This post is by Adina Feinstein. Adina is a graduate student at the University of Chicago. Her work focuses on detecting and characterizing exoplanets. Adina became involved with the Exoplanet Explorers project through her mentor, Joshua Schlieder, at NASA Goddard through their summer research program.
Let me tell you about the newly discovered system – K2-288 – uncovered by volunteers on Exoplanet Explorers.
K2-288 has two low-mass M dwarf stars: a primary (K2-288A) which is roughly half the size of the Sun and a secondary (K2-288B) which is roughly one-third the size of the Sun. The capital lettering denotes a star in the planet-naming world. Already this system is shaping up to be pretty cool. The one planet in this system, K2-288Bb, hosts the smaller, secondary star. K2-288Bb orbits on a 31.3 day period, which isn’t very long compared to Earth, but this period places the planet in the habitable zone of its host star. The habitable zone is defined as the region where liquid water could exist on the planet’s surface. K2-288Bb has an equilibrium temperature -47°C, colder than the equilibrium temperature of Earth. It is approximately 1.9 times the radius of Earth, which places it in a region of planet radius space where we believe planets transition to volatile-rich sub-Neptunes, rather than being potentially habitable super-Earth. Planets of this size are rare, with only about a handful known to-date.

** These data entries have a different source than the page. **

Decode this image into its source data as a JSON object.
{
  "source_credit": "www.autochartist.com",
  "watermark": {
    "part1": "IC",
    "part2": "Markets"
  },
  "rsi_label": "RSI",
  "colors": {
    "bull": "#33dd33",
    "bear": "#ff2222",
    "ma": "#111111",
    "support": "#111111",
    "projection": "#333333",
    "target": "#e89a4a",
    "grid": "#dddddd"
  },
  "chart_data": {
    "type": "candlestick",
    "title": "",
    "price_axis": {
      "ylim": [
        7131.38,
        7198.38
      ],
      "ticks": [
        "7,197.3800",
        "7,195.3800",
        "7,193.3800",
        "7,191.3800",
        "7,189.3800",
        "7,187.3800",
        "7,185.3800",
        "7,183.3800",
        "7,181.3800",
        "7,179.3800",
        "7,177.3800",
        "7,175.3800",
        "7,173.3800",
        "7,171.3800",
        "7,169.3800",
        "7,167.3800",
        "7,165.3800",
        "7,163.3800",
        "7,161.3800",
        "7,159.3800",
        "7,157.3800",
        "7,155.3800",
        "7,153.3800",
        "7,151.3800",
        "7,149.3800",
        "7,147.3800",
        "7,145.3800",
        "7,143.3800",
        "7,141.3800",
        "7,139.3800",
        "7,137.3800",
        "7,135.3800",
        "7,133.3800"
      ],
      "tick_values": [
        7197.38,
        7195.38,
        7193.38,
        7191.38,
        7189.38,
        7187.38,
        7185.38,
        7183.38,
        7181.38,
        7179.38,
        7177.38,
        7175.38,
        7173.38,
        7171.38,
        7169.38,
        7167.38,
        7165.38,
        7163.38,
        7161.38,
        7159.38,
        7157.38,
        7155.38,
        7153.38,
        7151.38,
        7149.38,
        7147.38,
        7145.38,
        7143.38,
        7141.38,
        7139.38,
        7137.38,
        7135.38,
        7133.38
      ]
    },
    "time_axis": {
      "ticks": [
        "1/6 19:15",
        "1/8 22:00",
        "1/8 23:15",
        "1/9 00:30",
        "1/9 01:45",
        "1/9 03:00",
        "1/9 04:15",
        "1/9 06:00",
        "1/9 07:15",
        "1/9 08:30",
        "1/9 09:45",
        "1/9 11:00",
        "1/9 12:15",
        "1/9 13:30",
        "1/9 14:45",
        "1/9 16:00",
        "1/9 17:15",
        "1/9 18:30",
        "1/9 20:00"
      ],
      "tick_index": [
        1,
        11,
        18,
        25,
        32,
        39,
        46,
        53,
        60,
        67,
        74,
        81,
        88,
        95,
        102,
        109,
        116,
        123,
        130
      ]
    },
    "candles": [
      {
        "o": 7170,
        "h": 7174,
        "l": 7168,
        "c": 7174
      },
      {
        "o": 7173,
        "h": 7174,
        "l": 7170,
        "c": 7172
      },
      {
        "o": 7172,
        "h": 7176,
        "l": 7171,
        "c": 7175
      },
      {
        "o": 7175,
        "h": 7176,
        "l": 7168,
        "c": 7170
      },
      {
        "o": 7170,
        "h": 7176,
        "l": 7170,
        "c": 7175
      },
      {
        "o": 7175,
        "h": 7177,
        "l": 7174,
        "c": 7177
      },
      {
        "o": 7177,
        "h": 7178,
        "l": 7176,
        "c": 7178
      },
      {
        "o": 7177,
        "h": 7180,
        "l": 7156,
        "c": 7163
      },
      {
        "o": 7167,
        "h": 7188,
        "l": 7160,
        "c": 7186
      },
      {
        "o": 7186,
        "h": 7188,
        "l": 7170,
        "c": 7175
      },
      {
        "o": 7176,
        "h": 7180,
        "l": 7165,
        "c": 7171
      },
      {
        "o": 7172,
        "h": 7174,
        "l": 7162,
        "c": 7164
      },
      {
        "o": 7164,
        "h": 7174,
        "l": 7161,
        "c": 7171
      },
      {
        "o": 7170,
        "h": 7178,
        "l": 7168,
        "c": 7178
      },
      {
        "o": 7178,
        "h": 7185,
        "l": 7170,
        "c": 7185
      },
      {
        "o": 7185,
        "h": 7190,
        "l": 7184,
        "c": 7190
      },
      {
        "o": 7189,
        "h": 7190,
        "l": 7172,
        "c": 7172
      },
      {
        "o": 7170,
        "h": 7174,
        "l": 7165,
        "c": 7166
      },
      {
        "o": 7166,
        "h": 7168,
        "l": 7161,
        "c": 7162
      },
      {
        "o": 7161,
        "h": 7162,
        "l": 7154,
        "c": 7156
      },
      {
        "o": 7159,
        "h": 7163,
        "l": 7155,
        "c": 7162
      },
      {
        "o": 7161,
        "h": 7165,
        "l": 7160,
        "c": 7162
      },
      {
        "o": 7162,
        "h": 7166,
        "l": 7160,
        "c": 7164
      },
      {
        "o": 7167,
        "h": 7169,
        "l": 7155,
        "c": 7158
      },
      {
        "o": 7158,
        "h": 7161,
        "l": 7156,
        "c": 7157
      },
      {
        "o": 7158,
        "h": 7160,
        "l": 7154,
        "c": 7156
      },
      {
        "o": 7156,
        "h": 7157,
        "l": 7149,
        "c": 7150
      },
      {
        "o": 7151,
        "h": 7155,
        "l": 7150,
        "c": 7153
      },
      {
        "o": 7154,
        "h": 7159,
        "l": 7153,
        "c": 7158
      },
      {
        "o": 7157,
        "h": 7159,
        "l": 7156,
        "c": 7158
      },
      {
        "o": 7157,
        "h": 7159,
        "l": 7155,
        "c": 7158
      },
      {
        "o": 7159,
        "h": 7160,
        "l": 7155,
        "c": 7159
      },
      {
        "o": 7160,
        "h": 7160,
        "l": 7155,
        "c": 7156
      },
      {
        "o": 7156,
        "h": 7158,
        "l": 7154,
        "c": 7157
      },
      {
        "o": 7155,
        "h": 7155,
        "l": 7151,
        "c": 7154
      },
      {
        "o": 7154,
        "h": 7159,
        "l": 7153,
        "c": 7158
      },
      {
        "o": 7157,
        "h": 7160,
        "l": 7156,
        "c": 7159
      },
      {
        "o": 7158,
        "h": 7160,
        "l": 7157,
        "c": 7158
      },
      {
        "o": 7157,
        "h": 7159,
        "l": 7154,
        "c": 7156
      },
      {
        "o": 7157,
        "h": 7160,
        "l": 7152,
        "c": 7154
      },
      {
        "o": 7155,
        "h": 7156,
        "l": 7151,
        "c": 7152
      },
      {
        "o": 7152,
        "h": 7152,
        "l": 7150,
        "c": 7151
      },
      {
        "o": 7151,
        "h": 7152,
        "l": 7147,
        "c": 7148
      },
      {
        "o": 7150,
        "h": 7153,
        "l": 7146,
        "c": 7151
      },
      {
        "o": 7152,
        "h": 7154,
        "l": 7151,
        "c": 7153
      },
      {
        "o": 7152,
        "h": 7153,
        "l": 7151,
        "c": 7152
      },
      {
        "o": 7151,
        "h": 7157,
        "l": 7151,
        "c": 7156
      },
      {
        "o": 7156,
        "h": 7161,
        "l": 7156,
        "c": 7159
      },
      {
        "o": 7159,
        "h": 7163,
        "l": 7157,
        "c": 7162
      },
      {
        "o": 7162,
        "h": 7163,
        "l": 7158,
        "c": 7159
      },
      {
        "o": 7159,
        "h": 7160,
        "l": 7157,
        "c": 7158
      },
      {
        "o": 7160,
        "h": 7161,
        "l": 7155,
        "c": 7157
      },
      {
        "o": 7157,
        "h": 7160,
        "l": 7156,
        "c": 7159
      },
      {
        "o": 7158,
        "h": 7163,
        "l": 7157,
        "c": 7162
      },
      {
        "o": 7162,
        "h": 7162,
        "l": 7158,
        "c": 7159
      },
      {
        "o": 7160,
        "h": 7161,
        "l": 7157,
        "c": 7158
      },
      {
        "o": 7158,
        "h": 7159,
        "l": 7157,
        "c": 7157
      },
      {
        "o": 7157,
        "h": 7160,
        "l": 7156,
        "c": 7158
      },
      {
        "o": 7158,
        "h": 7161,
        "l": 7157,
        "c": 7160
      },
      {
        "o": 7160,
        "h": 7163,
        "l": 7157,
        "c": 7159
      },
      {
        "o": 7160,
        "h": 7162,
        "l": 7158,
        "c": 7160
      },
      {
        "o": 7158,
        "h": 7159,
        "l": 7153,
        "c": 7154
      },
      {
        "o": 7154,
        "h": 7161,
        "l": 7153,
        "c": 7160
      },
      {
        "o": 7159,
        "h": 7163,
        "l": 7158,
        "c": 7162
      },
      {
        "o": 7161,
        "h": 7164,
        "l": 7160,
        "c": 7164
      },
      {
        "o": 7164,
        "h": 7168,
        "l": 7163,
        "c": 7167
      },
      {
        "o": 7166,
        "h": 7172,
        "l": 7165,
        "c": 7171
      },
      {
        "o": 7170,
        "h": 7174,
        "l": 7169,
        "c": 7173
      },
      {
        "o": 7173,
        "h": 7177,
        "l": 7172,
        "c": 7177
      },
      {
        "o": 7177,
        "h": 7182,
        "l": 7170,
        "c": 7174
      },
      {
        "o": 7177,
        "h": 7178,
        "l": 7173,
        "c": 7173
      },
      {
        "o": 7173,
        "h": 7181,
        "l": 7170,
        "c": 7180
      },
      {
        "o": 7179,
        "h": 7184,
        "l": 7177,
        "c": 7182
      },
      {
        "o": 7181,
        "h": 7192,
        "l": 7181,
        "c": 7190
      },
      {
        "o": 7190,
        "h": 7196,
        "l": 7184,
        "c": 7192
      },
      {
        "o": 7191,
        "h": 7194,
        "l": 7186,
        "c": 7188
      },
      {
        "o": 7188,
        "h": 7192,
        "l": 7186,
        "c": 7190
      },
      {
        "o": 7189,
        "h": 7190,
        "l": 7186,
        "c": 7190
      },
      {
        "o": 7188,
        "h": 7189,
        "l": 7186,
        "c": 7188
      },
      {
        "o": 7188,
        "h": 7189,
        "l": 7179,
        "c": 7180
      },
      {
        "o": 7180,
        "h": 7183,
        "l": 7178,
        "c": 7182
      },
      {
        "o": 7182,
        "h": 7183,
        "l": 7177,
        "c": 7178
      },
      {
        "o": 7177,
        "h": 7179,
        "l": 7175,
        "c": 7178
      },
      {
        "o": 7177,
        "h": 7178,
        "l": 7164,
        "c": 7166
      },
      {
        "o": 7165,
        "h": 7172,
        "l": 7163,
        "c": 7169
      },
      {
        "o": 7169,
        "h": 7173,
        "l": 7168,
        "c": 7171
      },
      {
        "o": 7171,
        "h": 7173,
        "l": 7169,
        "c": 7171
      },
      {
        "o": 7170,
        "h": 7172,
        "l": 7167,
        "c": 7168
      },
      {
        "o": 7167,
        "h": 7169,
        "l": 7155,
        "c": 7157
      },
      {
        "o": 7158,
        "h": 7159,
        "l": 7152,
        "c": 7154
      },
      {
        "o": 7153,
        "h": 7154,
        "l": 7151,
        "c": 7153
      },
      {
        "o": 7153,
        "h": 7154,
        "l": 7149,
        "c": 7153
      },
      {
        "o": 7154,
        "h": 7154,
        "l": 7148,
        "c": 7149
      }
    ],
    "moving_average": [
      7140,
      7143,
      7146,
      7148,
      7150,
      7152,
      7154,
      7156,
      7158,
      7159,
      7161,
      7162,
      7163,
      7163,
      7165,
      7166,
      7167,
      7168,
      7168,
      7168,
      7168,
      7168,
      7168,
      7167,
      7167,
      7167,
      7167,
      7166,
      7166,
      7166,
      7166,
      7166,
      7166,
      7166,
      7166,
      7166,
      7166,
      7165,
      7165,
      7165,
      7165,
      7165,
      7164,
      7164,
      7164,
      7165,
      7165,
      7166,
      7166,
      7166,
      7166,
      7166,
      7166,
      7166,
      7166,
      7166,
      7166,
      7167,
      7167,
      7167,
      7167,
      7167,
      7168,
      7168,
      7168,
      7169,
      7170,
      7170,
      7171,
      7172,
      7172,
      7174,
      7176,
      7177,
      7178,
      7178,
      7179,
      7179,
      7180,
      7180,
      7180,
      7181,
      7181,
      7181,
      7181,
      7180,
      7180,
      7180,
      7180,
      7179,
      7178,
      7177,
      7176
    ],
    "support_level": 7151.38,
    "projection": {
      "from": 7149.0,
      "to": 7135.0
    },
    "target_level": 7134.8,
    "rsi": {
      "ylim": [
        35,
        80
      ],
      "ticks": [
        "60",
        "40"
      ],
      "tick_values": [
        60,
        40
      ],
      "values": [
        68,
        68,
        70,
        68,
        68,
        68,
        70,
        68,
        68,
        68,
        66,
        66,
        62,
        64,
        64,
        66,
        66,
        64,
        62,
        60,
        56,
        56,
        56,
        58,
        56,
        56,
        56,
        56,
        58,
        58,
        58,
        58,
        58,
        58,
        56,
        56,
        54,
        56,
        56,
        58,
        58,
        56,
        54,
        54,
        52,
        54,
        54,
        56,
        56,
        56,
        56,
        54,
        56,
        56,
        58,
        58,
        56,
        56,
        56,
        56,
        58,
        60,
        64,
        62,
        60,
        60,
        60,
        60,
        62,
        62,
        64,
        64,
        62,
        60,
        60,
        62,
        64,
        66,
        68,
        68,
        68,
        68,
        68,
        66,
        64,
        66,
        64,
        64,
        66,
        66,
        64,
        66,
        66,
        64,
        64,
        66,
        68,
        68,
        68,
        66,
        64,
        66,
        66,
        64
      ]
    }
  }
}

The story of the discovery of this system is an interesting one. When two of the reaction wheels on the Kepler spacecraft failed, the mission team re-oriented the spacecraft to allow observations to continue to happen. The re-orientation caused slight variations in the shape of the telescope and temperature of the instruments on board. As a consequence, the beginning of each observing campaign experienced extreme systematic errors and initially, when searching for exoplanet transits, we “threw out” or ignored the first days of observing. Then, when we were searching the data by-eye for new planet candidates, we came across this system and only saw 2 transits. In order for follow-up observations to proceed, we need a minimum of 3 transits, so we put this system on the back-burner. The light curve (the amount of light we see from a star over time) with the transits is shown below.
Later, we learned how to model and correct for the systematic errors at the beginning of each observing run and re-processed all of the data. Instead of searching it all by-eye again, as we had done initially, we outsourced it to Exoplanet Explorers and citizen scientists, who identified this system with three transit signals. The volunteers started a discussion thread about this planet because given initial stellar parameters, this planet would be around the same size and temperature as Earth. This caught our attention. As it turns out, there was an additional transit at the beginning of the observing run that we missed when we threw out this data! Makennah Bristow, a fellow intern of mine at NASA Goddard, identified the system again independently. With now three transits and a relatively long orbital period of 31.3 days, we pushed to begin the observational follow-up needed to confirm this planet was real.
First, we obtained spectra, or a unique chemical fingerprint of the star. This allowed us to place better constraints on the parameters of the star, such as mass, radius, temperature, and brightness. While obtaining spectra from the Keck Observatory, we noticed a potential companion star. We conducted adaptive optics observations to see if the companion was bound to the star or a background source. Most stars in the Milky Way are born in pairs, so it was not too surprising that this system was no different. After identifying a fainter companion, we made extra sure the signal was due to a real planet and not the companion; we convinced ourselves this was the case.
Finally, we had to determine which star the planet was orbiting. We obtained an additional transit using the Spitzer spacecraft. Using both the Kepler and Spitzer transits, we derived planet parameters for both when the planet orbits the primary and the secondary. The planet radius derived from both light curves was most consistent when the host star was the secondary. Additionally, we derived the stellar density from the observed planet transit and this better correlated to the smaller secondary star. To round it all off, we calculated the probability of the signal being a false positive (i.e. not a planet signal) when the planet orbits the secondary and it resulted in a false positive probability of roughly 10e-9, which indicates it most likely is a real signal.
The role of citizen scientists in this discovery was critical, which is why some of the key Zooniverse volunteers are included as co-authors on this publication. K2-288 was observed in K2 Campaign 4, which ran from April to September back in 2015. We scientists initially missed this system and it’s likely that even though we learned how to better model and remove spacecraft systematics, it would have taken years for us to go back into older data and find this system. Citizen scientists have shown us that even though there is so much new data coming out, especially with the launch of the Transiting Exoplanet Survey Satellite, the older data is still a treasure trove of new discoveries. Thank you to all of the Exoplanet volunteers who made this discovery possible and continue your great work!